Récemment, j’en parlais avec un client cinéaste. Très vite, il me pose la question qui semble s’imposer :
Mais vous le tournez en français ou en anglais ?
Anglais, ai-je répondu spontanément. Quelle question. Ils sont anglais. Ils vivent à Londres. (Et puis dans ma tête, je pense plus à une adaptation élégante, parfaite pour Arte, plutôt qu’à un blockbuster. Donc l’élégance des choses me poussent au respect. De la langue?)

Mais justement, à y réfléchir, ce n’est pas si simple. Blake et Mortimer est peut-être avant tout une bande dessinée profondément francophone… pour anglophiles. Une Angleterre rêvée, reconstruite, filtrée par le regard d’un auteur belge, nourri de théâtre, d’opéra et de classicisme. Alors peut-être faudrait-il tourner en français. Ou alors faire parler des Anglais en français, avec un accent. Mais les accents au cinéma ne fonctionnent pas toujours. Ils deviennent vite des artifices, voire des caricatures.

Bref, cette conversation, amusante en apparence, m’a fait réfléchir plus que prévu.

Et puisque je suis tailleur, ce sont les vêtements qui m’ont immédiatement intéressé. Plus précisément ceux de Mortimer. Blake, lui, est souvent en uniforme : aviateur, officier, figure de l’État. Mortimer est un civil. Un savant, certes, mais un homme qui circule dans le monde ordinaire. C’est là que tout se joue.

Si Blake et Mortimer devait exister à l’écran, la vraie question serait peut-être celle-ci : comment habiller Mortimer ?

Je l’ai donc observé de plus près. Vraiment. Et j’ai découvert quelque chose d’assez troublant : Mortimer n’a pas de barbe en fait. Sans moustache, ce n’est pas une barbe. C’est un collier de barbe. Un genre Robert Hue avant l’heure. Rien que cela, ce sera difficile à assumer pour un acteur. Il n’y a guère plus anti-sexy, non ? Et pourtant, Blake et Mortimer ont un certain charme. Un charme discret, intellectuel, très britannique dans l’esprit — qu’il faudra absolument préserver. Le voilà notre pinçon, dans un dessin plus années 70 que 50, il part au Japon là :

Mais laissons un instant la pilosité faciale. Revenons à l’essentiel : les vêtements. Ceux qui font Mortimer. Ceux qui le rendent immédiatement reconnaissable, même vu de dos, même réduit à une silhouette.

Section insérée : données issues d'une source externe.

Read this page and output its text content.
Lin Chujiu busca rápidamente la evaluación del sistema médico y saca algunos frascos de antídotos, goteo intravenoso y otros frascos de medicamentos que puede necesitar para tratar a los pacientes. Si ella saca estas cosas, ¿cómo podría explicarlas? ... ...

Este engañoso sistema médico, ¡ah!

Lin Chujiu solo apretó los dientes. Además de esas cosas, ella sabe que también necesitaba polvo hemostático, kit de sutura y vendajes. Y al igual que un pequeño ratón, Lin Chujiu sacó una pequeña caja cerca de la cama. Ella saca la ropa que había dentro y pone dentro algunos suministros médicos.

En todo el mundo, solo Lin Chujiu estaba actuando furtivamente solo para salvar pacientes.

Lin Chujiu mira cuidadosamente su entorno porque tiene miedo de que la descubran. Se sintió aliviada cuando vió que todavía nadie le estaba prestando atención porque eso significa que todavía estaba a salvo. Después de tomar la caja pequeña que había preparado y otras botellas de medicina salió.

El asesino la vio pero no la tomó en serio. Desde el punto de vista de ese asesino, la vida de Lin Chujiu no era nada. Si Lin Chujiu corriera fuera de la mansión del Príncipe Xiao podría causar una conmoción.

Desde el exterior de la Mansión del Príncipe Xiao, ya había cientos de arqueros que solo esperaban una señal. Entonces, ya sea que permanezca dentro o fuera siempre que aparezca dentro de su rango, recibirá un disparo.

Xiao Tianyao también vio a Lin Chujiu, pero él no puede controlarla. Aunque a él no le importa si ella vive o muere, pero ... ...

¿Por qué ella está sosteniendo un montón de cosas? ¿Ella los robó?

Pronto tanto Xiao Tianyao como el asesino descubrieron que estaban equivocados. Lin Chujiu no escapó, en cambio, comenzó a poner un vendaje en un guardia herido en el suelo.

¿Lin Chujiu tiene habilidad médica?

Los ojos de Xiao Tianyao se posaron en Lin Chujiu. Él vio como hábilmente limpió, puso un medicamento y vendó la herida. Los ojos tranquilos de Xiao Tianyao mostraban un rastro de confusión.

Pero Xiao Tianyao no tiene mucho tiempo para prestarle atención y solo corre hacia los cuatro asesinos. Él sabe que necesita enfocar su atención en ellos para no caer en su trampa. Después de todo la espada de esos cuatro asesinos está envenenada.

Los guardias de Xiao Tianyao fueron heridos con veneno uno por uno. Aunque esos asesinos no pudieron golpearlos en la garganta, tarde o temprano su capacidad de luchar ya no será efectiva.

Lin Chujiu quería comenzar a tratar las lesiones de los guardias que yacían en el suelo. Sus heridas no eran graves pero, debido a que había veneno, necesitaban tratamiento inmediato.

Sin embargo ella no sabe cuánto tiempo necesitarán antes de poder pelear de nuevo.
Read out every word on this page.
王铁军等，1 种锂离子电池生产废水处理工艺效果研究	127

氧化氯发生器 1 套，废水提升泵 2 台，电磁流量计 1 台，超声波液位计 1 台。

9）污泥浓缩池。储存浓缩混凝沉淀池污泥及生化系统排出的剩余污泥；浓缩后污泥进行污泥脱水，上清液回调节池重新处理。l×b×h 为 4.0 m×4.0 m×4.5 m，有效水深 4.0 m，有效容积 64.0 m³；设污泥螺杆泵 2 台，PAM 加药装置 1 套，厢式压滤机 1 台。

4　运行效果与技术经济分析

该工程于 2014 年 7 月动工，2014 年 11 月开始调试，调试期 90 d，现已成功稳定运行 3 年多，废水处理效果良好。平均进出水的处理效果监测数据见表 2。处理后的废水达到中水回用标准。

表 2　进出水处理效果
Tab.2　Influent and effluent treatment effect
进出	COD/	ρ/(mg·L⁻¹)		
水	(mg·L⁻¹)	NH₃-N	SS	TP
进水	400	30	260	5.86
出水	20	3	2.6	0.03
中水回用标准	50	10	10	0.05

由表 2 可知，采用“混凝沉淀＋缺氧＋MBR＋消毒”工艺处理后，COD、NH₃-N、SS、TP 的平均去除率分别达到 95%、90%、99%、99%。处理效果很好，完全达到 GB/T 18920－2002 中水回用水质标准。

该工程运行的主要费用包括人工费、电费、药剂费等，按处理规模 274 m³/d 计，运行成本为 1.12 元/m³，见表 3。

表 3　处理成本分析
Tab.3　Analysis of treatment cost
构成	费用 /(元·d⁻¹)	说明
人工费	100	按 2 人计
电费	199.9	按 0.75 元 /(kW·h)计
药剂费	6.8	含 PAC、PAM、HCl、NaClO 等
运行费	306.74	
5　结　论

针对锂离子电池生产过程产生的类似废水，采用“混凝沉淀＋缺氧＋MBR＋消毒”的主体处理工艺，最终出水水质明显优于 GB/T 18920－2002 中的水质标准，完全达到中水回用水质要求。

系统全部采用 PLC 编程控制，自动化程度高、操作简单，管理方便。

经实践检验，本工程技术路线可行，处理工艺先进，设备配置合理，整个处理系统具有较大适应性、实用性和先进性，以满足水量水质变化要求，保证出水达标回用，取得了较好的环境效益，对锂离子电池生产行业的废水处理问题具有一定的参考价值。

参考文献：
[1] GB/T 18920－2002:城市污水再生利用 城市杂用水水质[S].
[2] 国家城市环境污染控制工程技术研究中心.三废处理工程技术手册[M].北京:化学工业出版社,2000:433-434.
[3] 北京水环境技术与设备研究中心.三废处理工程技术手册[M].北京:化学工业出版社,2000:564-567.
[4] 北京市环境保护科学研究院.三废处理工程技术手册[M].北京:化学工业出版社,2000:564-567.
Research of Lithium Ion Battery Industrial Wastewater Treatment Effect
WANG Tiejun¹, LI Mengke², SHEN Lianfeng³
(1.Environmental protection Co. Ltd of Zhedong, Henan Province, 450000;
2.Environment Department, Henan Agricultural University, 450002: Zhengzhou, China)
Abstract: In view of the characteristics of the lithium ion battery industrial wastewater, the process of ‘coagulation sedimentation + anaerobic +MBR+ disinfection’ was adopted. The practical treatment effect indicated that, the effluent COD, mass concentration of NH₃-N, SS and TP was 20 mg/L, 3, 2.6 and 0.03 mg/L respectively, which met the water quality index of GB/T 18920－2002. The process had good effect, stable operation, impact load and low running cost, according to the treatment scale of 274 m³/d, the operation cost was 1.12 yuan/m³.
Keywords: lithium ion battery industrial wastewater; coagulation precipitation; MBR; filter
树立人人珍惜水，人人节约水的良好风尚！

Deux ensembles dominent. Le manteau. Et l’ensemble dit « sport ». C’est là que Mortimer devient iconique. Et c’est là que cela devient vraiment intéressant. Observons encore cette image sortie de La Marque Jaune, l’album fétiche :

Je me suis amusé à dessiner Mortimer plus précisément. À l’observer. Et ce faisant, je me suis heurté à une limite inhérente à la bande dessinée classique — et plus encore à la ligne claire. Dans une BD, la mise en couleur s’effectue par aplats. Il n’y a pas de place pour la texture.

  1. La technique n’est pas celle de l’aquarelle.
  2. Elle ne laisse aucune place aux nuances de gris. Il n’y a pas — ou si peu — d’ombres. La couleur est franche, posée, presque conceptuelle.

Mais de mon côté, avec un ordinateur et Photoshop, je peux faire exactement l’inverse. Je peux introduire de la matière. De la vraie. De la fibre, du grain, de l’irrégularité. Comme Rosace l’avait très justement fait dans Croquis Sartoriaux, en comprenant que le vêtement dessiné n’est pas une fin en soi, mais une suggestion.

Je me suis donc dit ceci : ce que Jacobs a dessiné à plat, moi je peux choisir de l’interpréter en texture.

La veste : clé du personnage

Le cœur du sujet, c’est cette veste sport à trois poches plaquées. Une pièce extraordinairement britannique, extraordinairement civile, et fondatrice du personnage. Elle n’est probablement pas coupée dans un tweed verdâtre uni. Pourtant, de loin, c’est exactement ce qu’elle donne à voir. Ce paradoxe est intéressant. Cela suggère un micro-motif, quelque chose qui se fond à distance. Or, qu’est-ce qui se portait abondamment dans les années 50–60 pour les vestes sport à motifs discrets ? Le gun tweed vu sur Simon Crompton ci-dessous.

Des petites harpes de couleurs variées, organisées en pieds-de-poule minuscules, sur un fond neutre. À distance : une masse calme. De près : une richesse graphique. Exactement ce que Mortimer incarne. Sa veste est donc, à mes yeux, très certainement coupée dans un gun tweed. Et puisqu’il porte un pantalon marron, il est logique qu’on retrouve dans la veste une pointe de brun, pour construire un camaïeu cohérent, savant, mais jamais démonstratif.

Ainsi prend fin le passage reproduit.